As it turns out, aftermarket brake components are exempt from federal regulation. Maybe those brakes were made out of cardboard. Neither are manufacturers required to provide consumers with information about the composition, performance or durability of their products. US-made linings may include some little information in the form of an SAE alphanumeric code printed on the edge of the linings and visible when assembled to a brake shoe. Reading from left to right, you will see the name of the manufacturer followed by series of numbers that relate to the composition of the lining. Unfortunately the significance of those numbers is secret. The last two letters translate the cold and hot coefficients of friction of the linings. The higher the Cf, i.e., the closer the number approaches 1.0, the greater the friction between the lining and drum.
Code Cofficient of Friction (Cf)

  • C 0.00 - 0.15
  • D 0.15 - 0.25
  • E 0.25 - 0.35
  • F 0.35 - 0.45
  • G 0.45 - 0.55
  • H 0.55 and above
  • Z ungraded

    A brake lining marked HF generates a Cf of at least .055 when cold. Hot performance drops off to something between 0.25 and 0.35. All things equal, the higher the Cf, the less pedal force required to stop the vehicle. High coefficients of friction used to mean rapid lining wear, but that is not necessarily true of modern materials. However without the wear data, one cannot say.

    Your only assurance of quality is to purchase the best name-brand lining available. The catch is that top quality linings seem to be reserved for modern high-performance cars. I cannot prove it, but I believe that all relined brake shoes sold for vintage vehicles contain between 30% and 50% asbestos This appears true of brake shoes ordered by mail, sold over the counter or installed by specialty shops. Asbestos is the Saturday night special of frictional materials, cheap, unsophisticated and lethal.

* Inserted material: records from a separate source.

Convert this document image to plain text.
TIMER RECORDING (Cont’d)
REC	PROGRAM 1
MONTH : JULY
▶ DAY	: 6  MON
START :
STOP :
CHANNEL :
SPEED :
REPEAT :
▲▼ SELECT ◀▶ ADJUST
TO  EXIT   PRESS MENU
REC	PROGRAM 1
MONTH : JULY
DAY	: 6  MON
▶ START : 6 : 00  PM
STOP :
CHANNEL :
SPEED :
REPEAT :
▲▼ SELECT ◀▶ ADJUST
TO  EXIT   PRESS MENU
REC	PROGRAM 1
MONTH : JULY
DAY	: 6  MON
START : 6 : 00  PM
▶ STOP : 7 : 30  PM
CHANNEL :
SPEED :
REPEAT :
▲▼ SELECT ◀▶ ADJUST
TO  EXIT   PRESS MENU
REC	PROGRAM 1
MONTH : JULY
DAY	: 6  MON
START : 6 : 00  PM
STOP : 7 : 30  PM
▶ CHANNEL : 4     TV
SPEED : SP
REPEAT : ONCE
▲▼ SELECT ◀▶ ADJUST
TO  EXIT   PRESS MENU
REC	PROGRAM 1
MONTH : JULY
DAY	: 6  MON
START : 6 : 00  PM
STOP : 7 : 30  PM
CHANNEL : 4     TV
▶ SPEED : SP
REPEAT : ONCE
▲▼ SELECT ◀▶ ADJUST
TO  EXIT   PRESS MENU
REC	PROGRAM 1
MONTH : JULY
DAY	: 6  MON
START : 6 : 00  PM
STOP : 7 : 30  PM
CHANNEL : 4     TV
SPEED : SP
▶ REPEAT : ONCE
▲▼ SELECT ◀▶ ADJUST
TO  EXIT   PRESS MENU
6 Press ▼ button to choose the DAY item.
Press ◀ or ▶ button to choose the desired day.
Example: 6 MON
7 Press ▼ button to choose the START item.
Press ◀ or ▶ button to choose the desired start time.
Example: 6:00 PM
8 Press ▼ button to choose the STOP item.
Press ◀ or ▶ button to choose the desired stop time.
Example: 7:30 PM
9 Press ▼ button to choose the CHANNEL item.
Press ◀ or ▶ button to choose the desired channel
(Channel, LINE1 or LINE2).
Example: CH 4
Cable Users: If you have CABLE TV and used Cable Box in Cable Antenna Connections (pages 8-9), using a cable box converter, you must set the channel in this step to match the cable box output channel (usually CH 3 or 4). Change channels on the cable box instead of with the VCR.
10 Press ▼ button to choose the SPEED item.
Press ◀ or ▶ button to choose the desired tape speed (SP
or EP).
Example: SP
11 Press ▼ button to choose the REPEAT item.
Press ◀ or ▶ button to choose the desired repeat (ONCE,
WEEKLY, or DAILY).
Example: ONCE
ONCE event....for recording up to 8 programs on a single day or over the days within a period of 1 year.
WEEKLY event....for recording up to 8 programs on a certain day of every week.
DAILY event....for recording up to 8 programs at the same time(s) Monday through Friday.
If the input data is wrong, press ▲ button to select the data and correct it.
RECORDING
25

    So what to do about the problematic brake bands on 3500-lb truck that will soon be careening down Russian hill? One solution is to have the shoes relined by an industrial brake and clutch specialist. These outfits stopped using asbestos years ago and, to judge from my experience with the Houston-based Heitman Company (800-392-3311), offer quality Grey Rock or Raybestos linings and real technical support.

    Master Cylinder

    For various reasons having to do with cost, respect for the integrity of the vehicle, and skepticism about aftermarket engineering, I gave up the idea of replacing the front drums with disc brakes. All any brake can do is lock its wheels and the OEM duo-servo brakes certainly do that. The boy will just have to stay off freeways is all.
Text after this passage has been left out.